Dynamic Susceptibility Contrast (DSC) perfusion MRI uses a GRE-EPI (T2*-weighted) sequence in which the contrast agent induces an hypointensity. For example, 40 volumes can be acquired every 1.5 seconds during 1 minute. Concentration-versus-time curves are calculated from the variation of the MR image signal induced by the contrast agent. The tissue curves are sometimes deconvolved by the arterial input function (AIF) in order to eliminate the influence of the injection kinetics. From the curves, several parameters can be calculated: cerebral blood volume (CBV), cerebral blood flow (CBF), mean transit time (MTT), time to peak (TTP), time to peak of the residue function (Tmax), etc.

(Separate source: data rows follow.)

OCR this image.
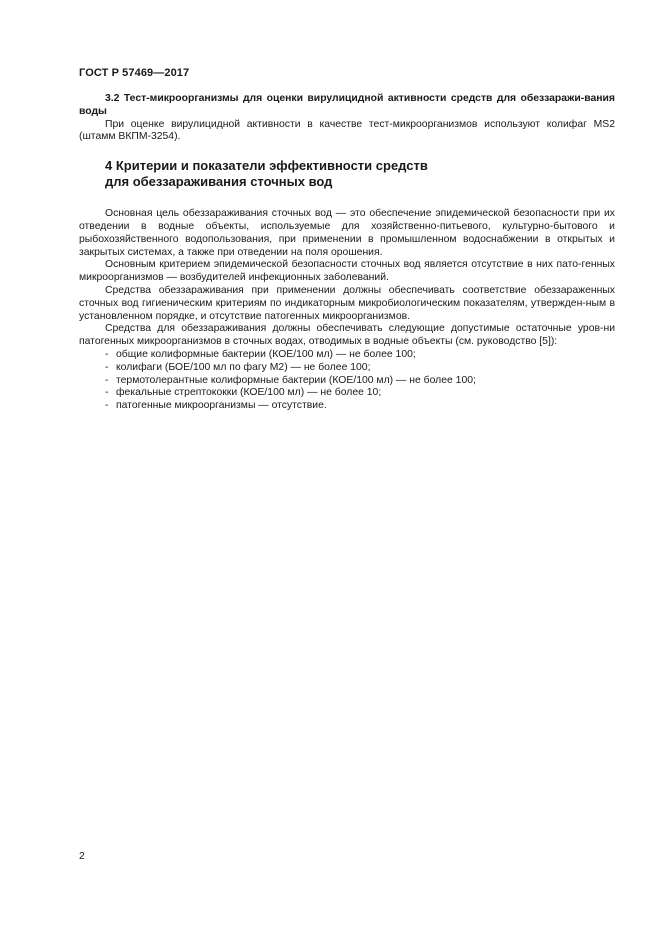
ГОСТ Р 57469—2017

3.2 Тест-микроорганизмы для оценки вирулицидной активности средств для обеззаражи-вания воды

При оценке вирулицидной активности в качестве тест-микроорганизмов используют колифаг MS2 (штамм ВКПМ-3254).

4 Критерии и показатели эффективности средств
для обеззараживания сточных вод

Основная цель обеззараживания сточных вод — это обеспечение эпидемической безопасности при их отведении в водные объекты, используемые для хозяйственно-питьевого, культурно-бытового и рыбохозяйственного водопользования, при применении в промышленном водоснабжении в открытых и закрытых системах, а также при отведении на поля орошения.

Основным критерием эпидемической безопасности сточных вод является отсутствие в них пато-генных микроорганизмов — возбудителей инфекционных заболеваний.

Средства обеззараживания при применении должны обеспечивать соответствие обеззараженных сточных вод гигиеническим критериям по индикаторным микробиологическим показателям, утвержден-ным в установленном порядке, и отсутствие патогенных микроорганизмов.

Средства для обеззараживания должны обеспечивать следующие допустимые остаточные уров-ни патогенных микроорганизмов в сточных водах, отводимых в водные объекты (см. руководство [5]):

- общие колиформные бактерии (КОЕ/100 мл) — не более 100;
- колифаги (БОЕ/100 мл по фагу М2) — не более 100;
- термотолерантные колиформные бактерии (КОЕ/100 мл) — не более 100;
- фекальные стрептококки (КОЕ/100 мл) — не более 10;
- патогенные микроорганизмы — отсутствие.
2
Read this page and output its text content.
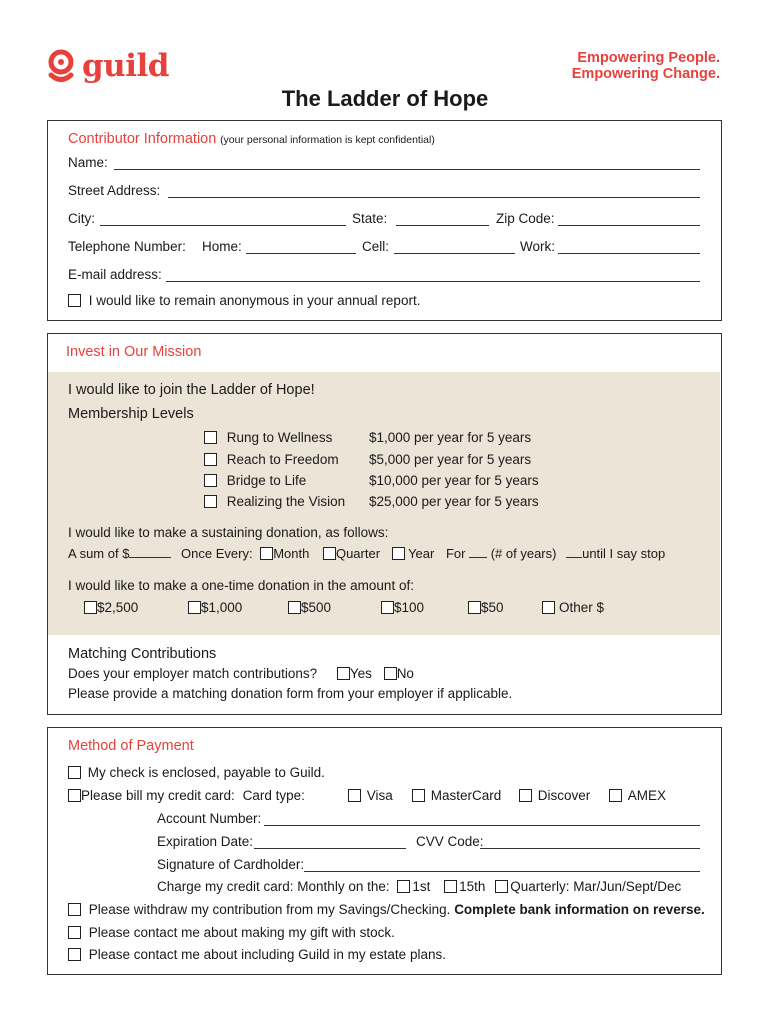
guild	Empowering People.
Empowering Change.
The Ladder of Hope
Contributor Information (your personal information is kept confidential)
Name:
Street Address:
City:	State:	Zip Code:
Telephone Number: Home:	Cell:	Work:
E-mail address:
I would like to remain anonymous in your annual report.
Invest in Our Mission
I would like to join the Ladder of Hope!
Membership Levels
Rung to Wellness	$1,000 per year for 5 years
Reach to Freedom $5,000 per year for 5 years
Bridge to Life	$10,000 per year for 5 years
Realizing the Vision $25,000 per year for 5 years
I would like to make a sustaining donation, as follows:
A sum of $	Once Every: Month Quarter Year For (# of years) until I say stop
I would like to make a one-time donation in the amount of:
$2,500	$1,000	$500	$100	$50	Other $
Matching Contributions
Does your employer match contributions? Yes No
Please provide a matching donation form from your employer if applicable.
Method of Payment
My check is enclosed, payable to Guild.
Please bill my credit card: Card type:	Visa	MasterCard	Discover	AMEX
Account Number:
Expiration Date:	CVV Code:
Signature of Cardholder:
Charge my credit card: Monthly on the: 1st 15th Quarterly: Mar/Jun/Sept/Dec
Please withdraw my contribution from my Savings/Checking. Complete bank information on reverse.
Please contact me about making my gift with stock.
Please contact me about including Guild in my estate plans.
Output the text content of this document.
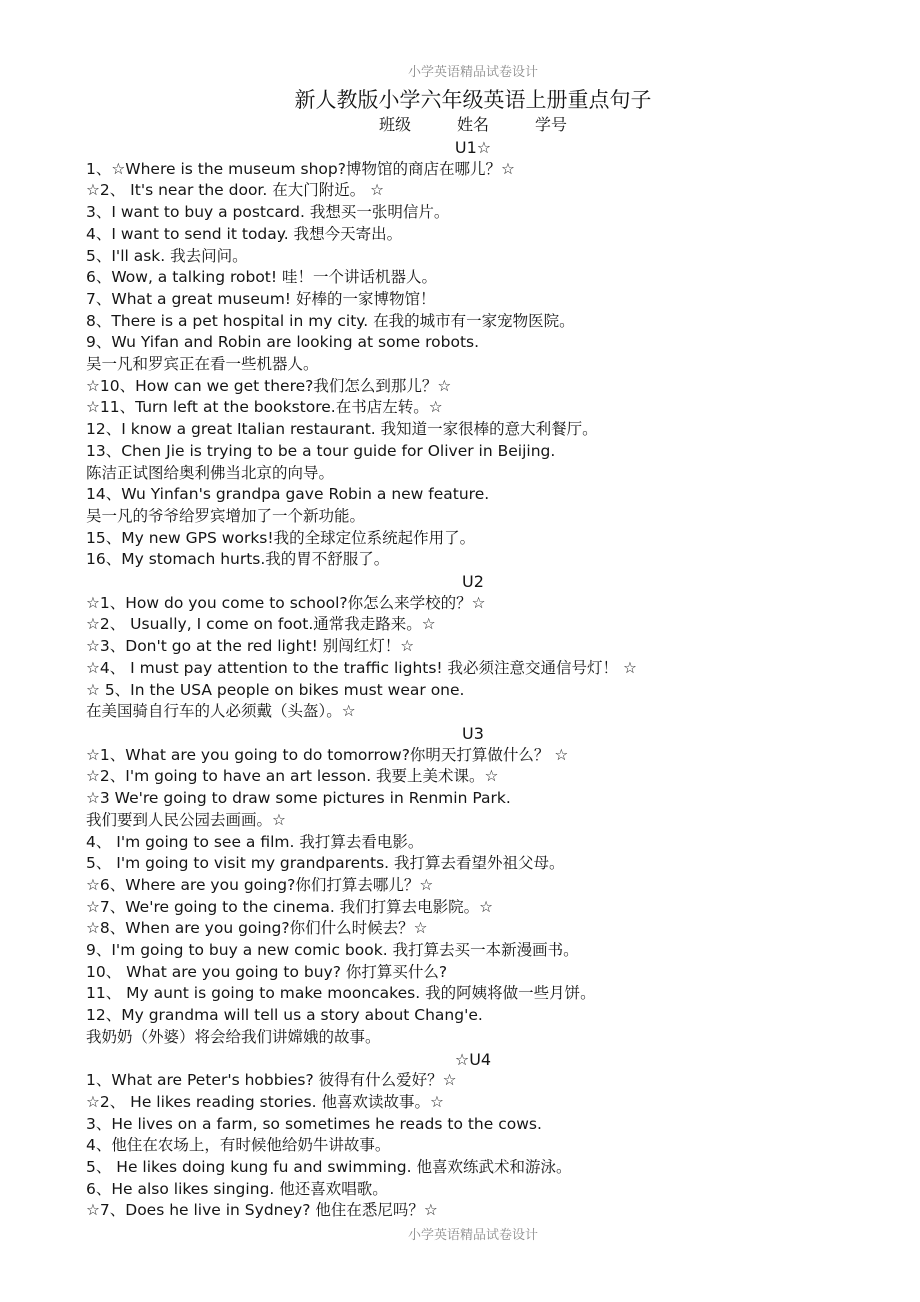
小学英语精品试卷设计
新人教版小学六年级英语上册重点句子
班级	姓名	学号
U1☆
1、☆Where is the museum shop?博物馆的商店在哪儿？☆
☆2、 It's near the door. 在大门附近。 ☆
3、I want to buy a postcard. 我想买一张明信片。
4、I want to send it today. 我想今天寄出。
5、I'll ask. 我去问问。
6、Wow, a talking robot! 哇！一个讲话机器人。
7、What a great museum! 好棒的一家博物馆！
8、There is a pet hospital in my city. 在我的城市有一家宠物医院。
9、Wu Yifan and Robin are looking at some robots.
吴一凡和罗宾正在看一些机器人。
☆10、How can we get there?我们怎么到那儿？☆
☆11、Turn left at the bookstore.在书店左转。☆
12、I know a great Italian restaurant. 我知道一家很棒的意大利餐厅。
13、Chen Jie is trying to be a tour guide for Oliver in Beijing.
陈洁正试图给奥利佛当北京的向导。
14、Wu Yinfan's grandpa gave Robin a new feature.
吴一凡的爷爷给罗宾增加了一个新功能。
15、My new GPS works!我的全球定位系统起作用了。
16、My stomach hurts.我的胃不舒服了。
U2
☆1、How do you come to school?你怎么来学校的？☆
☆2、 Usually, I come on foot.通常我走路来。☆
☆3、Don't go at the red light! 别闯红灯！☆
☆4、 I must pay attention to the traffic lights! 我必须注意交通信号灯！ ☆
☆ 5、In the USA people on bikes must wear one.
在美国骑自行车的人必须戴（头盔）。☆
U3
☆1、What are you going to do tomorrow?你明天打算做什么？ ☆
☆2、I'm going to have an art lesson. 我要上美术课。☆
☆3 We're going to draw some pictures in Renmin Park.
我们要到人民公园去画画。☆
4、 I'm going to see a film. 我打算去看电影。
5、 I'm going to visit my grandparents. 我打算去看望外祖父母。
☆6、Where are you going?你们打算去哪儿？☆
☆7、We're going to the cinema. 我们打算去电影院。☆
☆8、When are you going?你们什么时候去？☆
9、I'm going to buy a new comic book. 我打算去买一本新漫画书。
10、 What are you going to buy? 你打算买什么?
11、 My aunt is going to make mooncakes. 我的阿姨将做一些月饼。
12、My grandma will tell us a story about Chang'e.
我奶奶（外婆）将会给我们讲嫦娥的故事。
☆U4
1、What are Peter's hobbies? 彼得有什么爱好？☆
☆2、 He likes reading stories. 他喜欢读故事。☆
3、He lives on a farm, so sometimes he reads to the cows.
4、他住在农场上，有时候他给奶牛讲故事。
5、 He likes doing kung fu and swimming. 他喜欢练武术和游泳。
6、He also likes singing. 他还喜欢唱歌。
☆7、Does he live in Sydney? 他住在悉尼吗？☆
小学英语精品试卷设计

Dynamic Contrast Enhanced (DCE) perfusion MRI uses a spoiled fast gradient echo (T1-weighted) sequence in which the contrast agent induces an hyperintensity. Conversion from image signal to concentration-versus-time curves requires a calibration procedure, e.g. a measurement of pre-injection T1 relaxation time by relaxometry. Taking into account the arterial input function (AIF), tracer kinetics models applied to the curves lead to a measurement of the transfer constant between the intra-vascular and extra-vascular spaces Ktrans (a marker of vessel permeability) and of the fractional volume of the extra-vascular extra-cellular space.

DSC perfusion MRI is often used in combination with diffusion MRI for the imaging of ischemic stroke. The mismatch between perfusion and diffusion MRI is a marker of the ischemic penumbra (i.e. the zone which can still be preserved by an appropriate treatment).

In brain tumors, DSC and DCE perfusion can be used to assess the tumoral vascularization, as a marker of the tumor's grade.